63. An LNP according to any one of claims 58-62, further comprising a targeting moiety.

64. The LNP of claim 63, wherein the targeting moiety is an antibody or fragment thereof.

65. An LNP according to any one of claims 58-64, further comprising an active agent.

66. The LNP of claim 65, wherein the active agent is a nucleic acid.

67. The LNP of claim 66, wherein the nucleic acid is ribonucleic acid.

68. The LNP of claim 67, wherein the ribonucleic acid is at least one ribonucleic acid selected from the group consisting of: small interfering RNAs (siRNA), asymmetric interfering RNAs (aiRNA), micrornas (miRNA), dicer-substrate RNAs (dsRNA), small hairpin RNAs (shRNA), messenger RNAs (mRNA), and long non-coding RNAs (lncRNA).

69. The LNP of claim 66, wherein the nucleic acid is a messenger RNA (mRNA) or a circular RNA.

70. The LNP of claim 69, wherein the mRNA comprises an open reading frame encoding a cancer antigen.

71. The LNP of claim 69, wherein the mRNA comprises an open reading frame encoding an immune checkpoint modulator.

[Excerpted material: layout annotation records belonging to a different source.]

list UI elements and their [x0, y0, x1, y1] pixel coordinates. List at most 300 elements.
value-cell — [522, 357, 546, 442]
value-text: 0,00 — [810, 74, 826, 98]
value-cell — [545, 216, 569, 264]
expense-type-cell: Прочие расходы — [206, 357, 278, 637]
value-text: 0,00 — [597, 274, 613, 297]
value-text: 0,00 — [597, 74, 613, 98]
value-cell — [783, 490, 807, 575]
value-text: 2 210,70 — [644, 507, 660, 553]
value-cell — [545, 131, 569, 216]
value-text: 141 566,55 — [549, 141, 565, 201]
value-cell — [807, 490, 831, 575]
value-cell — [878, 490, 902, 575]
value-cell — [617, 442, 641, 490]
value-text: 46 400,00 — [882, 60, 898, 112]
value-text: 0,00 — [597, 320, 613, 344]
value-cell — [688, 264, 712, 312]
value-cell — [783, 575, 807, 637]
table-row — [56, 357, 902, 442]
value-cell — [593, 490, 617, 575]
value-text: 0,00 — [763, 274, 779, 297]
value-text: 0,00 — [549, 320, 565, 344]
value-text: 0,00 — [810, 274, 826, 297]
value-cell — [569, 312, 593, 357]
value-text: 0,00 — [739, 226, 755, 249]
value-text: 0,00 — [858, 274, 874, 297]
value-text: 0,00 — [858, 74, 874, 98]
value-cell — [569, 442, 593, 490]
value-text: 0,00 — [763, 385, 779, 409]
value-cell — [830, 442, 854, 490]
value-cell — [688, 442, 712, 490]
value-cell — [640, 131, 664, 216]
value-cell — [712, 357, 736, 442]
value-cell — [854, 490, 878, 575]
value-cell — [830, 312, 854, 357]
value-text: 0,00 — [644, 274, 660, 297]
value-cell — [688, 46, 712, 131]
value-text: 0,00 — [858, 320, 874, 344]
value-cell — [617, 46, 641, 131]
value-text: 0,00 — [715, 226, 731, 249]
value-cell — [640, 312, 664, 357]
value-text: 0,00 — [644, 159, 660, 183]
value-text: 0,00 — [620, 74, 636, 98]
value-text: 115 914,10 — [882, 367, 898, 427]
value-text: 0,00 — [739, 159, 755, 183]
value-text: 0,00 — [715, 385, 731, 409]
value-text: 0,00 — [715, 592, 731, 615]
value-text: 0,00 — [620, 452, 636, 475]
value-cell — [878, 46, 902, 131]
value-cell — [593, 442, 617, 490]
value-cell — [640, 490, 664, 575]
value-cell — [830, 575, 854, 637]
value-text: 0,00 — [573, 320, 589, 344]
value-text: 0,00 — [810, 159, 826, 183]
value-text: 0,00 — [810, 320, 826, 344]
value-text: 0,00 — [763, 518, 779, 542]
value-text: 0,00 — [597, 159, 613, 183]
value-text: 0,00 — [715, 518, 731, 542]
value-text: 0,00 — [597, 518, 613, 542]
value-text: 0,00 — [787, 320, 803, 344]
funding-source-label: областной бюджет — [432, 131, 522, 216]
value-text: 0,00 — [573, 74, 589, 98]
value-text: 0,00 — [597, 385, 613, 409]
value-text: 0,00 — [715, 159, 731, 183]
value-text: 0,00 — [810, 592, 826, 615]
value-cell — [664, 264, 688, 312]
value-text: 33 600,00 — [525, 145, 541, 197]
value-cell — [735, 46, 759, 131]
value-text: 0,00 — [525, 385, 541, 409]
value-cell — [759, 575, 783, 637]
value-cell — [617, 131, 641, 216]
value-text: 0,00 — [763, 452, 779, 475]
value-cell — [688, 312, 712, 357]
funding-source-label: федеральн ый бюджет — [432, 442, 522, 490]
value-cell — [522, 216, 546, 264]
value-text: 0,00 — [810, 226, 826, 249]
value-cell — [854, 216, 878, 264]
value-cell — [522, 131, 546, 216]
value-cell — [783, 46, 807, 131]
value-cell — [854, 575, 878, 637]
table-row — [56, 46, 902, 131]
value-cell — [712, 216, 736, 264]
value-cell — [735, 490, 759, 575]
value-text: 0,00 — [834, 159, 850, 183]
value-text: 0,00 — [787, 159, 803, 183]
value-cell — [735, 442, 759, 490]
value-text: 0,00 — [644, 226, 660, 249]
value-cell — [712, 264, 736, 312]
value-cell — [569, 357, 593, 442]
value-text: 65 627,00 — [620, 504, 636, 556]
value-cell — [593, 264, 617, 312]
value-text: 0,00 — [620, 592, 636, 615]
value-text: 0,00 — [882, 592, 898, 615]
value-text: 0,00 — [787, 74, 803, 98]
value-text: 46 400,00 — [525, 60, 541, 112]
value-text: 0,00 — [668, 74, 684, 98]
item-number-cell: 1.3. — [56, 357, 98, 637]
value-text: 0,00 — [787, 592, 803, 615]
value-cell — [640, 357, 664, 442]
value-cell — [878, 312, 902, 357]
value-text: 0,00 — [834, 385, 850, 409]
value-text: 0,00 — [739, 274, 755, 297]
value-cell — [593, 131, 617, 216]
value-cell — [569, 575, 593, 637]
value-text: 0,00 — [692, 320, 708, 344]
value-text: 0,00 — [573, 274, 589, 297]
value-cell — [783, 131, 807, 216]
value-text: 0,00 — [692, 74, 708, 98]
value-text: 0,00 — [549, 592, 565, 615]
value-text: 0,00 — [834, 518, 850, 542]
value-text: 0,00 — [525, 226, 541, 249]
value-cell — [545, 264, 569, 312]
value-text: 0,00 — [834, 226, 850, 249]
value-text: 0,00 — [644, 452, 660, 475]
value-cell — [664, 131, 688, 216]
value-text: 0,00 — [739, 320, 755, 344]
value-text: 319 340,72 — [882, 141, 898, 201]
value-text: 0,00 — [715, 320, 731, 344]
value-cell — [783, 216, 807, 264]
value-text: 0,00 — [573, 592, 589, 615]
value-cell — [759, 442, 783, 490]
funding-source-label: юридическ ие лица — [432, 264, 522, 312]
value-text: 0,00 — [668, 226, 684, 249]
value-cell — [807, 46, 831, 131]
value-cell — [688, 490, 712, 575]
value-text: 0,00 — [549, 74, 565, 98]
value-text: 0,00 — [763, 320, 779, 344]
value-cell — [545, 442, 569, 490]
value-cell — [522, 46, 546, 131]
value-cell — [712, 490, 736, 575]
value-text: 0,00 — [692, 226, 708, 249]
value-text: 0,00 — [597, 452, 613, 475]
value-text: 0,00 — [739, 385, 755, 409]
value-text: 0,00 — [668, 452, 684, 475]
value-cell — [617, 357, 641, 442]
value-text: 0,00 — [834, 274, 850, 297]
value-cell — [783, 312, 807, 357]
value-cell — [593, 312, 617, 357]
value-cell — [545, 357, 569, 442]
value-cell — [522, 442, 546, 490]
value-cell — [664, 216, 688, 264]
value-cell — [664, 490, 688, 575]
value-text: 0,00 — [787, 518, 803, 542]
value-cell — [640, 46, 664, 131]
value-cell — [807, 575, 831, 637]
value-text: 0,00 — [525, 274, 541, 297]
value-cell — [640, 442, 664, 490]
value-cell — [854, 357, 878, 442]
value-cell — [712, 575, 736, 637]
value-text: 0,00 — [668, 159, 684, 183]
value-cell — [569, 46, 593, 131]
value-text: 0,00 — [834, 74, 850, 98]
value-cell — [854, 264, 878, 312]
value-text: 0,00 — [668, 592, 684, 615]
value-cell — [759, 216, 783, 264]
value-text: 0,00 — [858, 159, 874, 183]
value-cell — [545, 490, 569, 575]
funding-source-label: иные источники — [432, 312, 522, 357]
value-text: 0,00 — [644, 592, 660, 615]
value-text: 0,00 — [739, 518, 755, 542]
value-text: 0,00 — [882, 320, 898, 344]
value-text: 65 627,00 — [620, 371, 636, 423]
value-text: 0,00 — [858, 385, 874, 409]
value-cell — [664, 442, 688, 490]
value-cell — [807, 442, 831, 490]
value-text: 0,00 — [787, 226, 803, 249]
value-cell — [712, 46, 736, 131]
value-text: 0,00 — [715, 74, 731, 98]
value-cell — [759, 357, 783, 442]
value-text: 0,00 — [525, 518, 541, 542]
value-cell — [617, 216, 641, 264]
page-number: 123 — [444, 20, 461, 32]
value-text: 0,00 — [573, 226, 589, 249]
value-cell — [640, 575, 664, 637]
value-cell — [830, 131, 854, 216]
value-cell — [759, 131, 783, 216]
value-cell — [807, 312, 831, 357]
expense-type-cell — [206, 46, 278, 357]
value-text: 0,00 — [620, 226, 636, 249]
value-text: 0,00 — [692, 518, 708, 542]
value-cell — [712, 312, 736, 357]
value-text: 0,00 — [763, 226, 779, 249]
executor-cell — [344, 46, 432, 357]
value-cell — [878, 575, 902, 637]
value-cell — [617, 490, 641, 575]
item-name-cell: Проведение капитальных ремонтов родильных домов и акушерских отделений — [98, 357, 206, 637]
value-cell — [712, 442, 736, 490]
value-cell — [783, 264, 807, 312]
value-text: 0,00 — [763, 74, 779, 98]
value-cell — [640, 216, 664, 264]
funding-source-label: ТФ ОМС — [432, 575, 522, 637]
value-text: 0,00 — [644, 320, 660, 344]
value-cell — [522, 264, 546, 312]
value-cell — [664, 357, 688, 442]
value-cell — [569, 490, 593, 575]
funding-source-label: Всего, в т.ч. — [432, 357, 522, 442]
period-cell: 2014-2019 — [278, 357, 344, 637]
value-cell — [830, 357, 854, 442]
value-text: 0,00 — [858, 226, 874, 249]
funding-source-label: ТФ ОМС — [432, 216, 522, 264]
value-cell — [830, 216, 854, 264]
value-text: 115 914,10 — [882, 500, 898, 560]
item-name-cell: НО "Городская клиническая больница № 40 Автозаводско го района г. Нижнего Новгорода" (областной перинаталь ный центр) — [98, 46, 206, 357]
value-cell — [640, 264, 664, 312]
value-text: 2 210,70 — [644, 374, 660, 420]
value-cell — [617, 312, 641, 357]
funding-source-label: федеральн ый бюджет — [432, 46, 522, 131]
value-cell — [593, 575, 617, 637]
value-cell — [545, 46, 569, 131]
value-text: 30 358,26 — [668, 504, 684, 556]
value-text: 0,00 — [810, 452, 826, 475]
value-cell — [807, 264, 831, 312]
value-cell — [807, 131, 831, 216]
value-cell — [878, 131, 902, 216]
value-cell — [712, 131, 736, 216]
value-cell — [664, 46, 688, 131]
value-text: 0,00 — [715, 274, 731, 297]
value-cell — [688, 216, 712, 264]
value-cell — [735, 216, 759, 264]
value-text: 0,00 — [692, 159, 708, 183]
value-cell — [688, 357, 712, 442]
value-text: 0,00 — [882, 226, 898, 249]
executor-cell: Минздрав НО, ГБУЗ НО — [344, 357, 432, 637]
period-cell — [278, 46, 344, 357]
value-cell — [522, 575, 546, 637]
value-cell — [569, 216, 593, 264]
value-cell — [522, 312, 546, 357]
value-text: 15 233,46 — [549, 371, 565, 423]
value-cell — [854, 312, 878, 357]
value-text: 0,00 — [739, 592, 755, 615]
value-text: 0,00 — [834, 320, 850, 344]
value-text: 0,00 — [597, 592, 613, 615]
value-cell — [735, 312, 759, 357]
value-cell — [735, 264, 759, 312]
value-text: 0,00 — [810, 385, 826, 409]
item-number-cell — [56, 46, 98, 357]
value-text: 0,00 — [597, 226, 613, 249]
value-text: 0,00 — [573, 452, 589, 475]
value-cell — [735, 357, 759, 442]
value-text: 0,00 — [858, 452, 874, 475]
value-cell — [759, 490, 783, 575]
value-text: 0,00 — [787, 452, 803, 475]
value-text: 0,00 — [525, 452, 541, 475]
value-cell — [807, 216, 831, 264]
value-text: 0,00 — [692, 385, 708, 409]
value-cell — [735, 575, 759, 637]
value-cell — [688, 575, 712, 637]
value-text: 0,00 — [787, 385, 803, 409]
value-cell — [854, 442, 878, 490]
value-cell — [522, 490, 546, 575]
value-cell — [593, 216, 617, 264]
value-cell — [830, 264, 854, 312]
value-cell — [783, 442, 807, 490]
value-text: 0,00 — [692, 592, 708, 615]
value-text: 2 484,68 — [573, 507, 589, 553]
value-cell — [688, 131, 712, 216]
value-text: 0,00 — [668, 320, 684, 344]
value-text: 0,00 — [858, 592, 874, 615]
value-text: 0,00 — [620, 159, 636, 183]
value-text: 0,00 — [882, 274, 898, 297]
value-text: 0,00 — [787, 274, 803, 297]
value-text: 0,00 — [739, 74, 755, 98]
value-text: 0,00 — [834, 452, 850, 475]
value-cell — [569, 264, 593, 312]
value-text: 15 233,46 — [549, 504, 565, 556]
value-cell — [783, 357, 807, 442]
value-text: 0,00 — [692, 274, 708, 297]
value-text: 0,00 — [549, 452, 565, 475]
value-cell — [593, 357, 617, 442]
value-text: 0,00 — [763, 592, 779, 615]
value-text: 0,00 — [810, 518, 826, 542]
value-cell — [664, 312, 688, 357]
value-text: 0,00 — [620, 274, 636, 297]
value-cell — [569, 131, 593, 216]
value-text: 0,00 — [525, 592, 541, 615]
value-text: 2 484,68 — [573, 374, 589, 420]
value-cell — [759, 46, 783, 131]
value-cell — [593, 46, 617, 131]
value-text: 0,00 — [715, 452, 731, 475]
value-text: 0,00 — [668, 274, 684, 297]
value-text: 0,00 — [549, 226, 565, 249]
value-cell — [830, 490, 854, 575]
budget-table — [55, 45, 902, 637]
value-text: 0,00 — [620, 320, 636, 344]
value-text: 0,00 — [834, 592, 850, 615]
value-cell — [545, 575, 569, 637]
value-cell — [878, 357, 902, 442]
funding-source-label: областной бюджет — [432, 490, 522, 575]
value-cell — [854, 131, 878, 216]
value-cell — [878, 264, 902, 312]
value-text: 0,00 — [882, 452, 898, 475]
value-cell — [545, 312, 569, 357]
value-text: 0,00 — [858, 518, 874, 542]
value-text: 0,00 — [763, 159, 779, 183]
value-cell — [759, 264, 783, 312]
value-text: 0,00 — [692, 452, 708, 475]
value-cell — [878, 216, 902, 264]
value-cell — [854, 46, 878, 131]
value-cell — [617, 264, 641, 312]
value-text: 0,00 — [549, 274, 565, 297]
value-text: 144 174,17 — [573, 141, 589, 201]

72. The LNP of any one of claims 69-71, wherein said mRNA comprises at least one motif selected from the group consisting of: stem loops, chain terminating nucleosides, poly a sequences, polyadenylation signals and 5' cap structures.

73. The LNP of claim 66, wherein the nucleic acid is a polynucleotide encoding a protein selected from the group consisting of SEQ ID NOs 1-54.

74. The LNP of claim 66, wherein the nucleic acid is suitable for genome editing techniques.

75. The LNP of claim 74, wherein the genome editing technique is Clustered Regularly Interspaced Short Palindromic Repeats (CRISPR) or transcription activator-like effector nucleases (TALENs).

76. The LNP of claim 66, wherein said nucleic acid is at least one nucleic acid suitable for genome editing technology selected from the group consisting of: CRISPR RNA (crRNA), transactivation crRNA (tracrRNA), single guide RNA (sgRNA) and DNA repair templates.

77. The LNP of claim 69, wherein the mRNA is at least 30 nucleotides in length.

78. The LNP of claim 69, wherein the mRNA is at least 300 nucleotides in length.

79. A pharmaceutical composition comprising the LNP of any one of claims 57-78 and a pharmaceutically acceptable carrier.

80. The pharmaceutical composition of claim 79, formulated for intravenous or intramuscular administration.

81. The pharmaceutical composition of claim 80, formulated for intravenous administration.

82. A method for delivering a nucleic acid to a cell, the method comprising contacting the cell with the LNP of any one of claims 57-78 or the pharmaceutical composition of any one of claims 79-82.

83. A method for treating a disease characterized by a deficiency in a functional protein, the method comprising administering to a subject suffering from the disease an LNP formulation comprising the LNP of any one of claims 82, wherein mRNA encodes the functional protein or a protein having the same biological activity as the functional protein.

84. A method for treating a disease characterized by overexpression of a polypeptide, the method comprising administering to a subject suffering from the disease an LNP formulation comprising the LNP of any one of claims 57-78 and an siRNA, wherein the siRNA targets expression of the overexpressed polypeptide.